If your pool is warmer with the collector and you didn't spend much money, it's not a waste. Just make sure you didn't use any UV-blocking materials for the front of your panels, you want to let the UV in.

PrivatePilot said:
JasonLion said:
You can probably get twice as much heat out of that, or more, if you can split the plumbing runs into four or more parallel runs

There are two parrallels already. With the size of plumbing I used anything less would have built in inordinate amount of backpressure.
He's saying to add more parallel paths, i.e. 8 paths instead of 2. Back pressure will go down, flow in each path will go down but total flow will go up slightly because you have more flow paths. More flow = lower average fluid temperature = greater temperature differential driving heat into the water.

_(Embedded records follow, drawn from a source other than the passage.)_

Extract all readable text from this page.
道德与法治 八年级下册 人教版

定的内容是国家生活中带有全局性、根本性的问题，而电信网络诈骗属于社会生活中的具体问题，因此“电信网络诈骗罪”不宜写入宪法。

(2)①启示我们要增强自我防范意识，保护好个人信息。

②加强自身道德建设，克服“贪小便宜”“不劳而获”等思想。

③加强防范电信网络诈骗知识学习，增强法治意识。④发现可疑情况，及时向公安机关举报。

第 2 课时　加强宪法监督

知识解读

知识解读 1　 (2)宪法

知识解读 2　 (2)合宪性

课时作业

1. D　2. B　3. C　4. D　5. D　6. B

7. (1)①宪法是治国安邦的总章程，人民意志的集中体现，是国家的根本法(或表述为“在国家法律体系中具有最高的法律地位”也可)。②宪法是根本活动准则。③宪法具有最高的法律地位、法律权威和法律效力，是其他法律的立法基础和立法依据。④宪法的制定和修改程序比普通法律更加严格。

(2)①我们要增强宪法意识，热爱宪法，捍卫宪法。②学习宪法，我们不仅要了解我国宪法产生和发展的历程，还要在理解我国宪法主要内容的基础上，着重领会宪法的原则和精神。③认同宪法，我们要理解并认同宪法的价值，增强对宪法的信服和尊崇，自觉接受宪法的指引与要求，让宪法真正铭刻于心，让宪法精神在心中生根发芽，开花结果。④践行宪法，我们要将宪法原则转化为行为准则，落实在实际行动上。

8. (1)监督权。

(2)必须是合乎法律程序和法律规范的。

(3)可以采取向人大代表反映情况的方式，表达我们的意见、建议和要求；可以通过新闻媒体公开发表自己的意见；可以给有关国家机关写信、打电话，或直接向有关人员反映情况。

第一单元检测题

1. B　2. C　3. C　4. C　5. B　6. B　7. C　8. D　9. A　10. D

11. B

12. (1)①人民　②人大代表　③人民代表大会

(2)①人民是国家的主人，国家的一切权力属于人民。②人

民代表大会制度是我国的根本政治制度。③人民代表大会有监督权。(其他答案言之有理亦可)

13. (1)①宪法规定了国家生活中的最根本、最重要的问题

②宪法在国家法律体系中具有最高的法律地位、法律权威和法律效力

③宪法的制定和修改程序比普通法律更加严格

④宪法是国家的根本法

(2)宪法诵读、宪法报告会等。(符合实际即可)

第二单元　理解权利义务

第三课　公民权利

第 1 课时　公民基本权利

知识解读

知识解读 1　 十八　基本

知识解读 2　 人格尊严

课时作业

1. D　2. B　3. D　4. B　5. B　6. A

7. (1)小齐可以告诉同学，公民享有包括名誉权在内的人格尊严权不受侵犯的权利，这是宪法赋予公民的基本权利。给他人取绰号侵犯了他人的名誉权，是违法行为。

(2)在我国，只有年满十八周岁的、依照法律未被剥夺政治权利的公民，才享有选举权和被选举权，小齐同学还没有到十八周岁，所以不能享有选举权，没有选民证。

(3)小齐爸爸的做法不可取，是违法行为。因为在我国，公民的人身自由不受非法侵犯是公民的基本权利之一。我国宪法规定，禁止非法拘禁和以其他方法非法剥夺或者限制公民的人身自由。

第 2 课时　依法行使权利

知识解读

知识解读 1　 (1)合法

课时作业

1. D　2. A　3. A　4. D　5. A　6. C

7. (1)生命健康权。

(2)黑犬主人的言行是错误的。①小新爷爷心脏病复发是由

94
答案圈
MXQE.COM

On the other hand, higher flow equals more turbulance, and turbulant flow is better for heat transfer from the pipe walls to the fluid.
 
mike1975 said:
Just make sure you didn't use any UV-blocking materials for the front of your panels, you want to let the UV in.
Most commercial solar panels are made of UV resistant materials which means they partially block UV. Otherwise the material would fall apart in a very short time period. So you really don't want the plastic to absorb UV.

But UV really doesn't add much heat anyway and is a small part of the total solar spectrum. There is much more energy in visible and infra-red parts of the spectrum.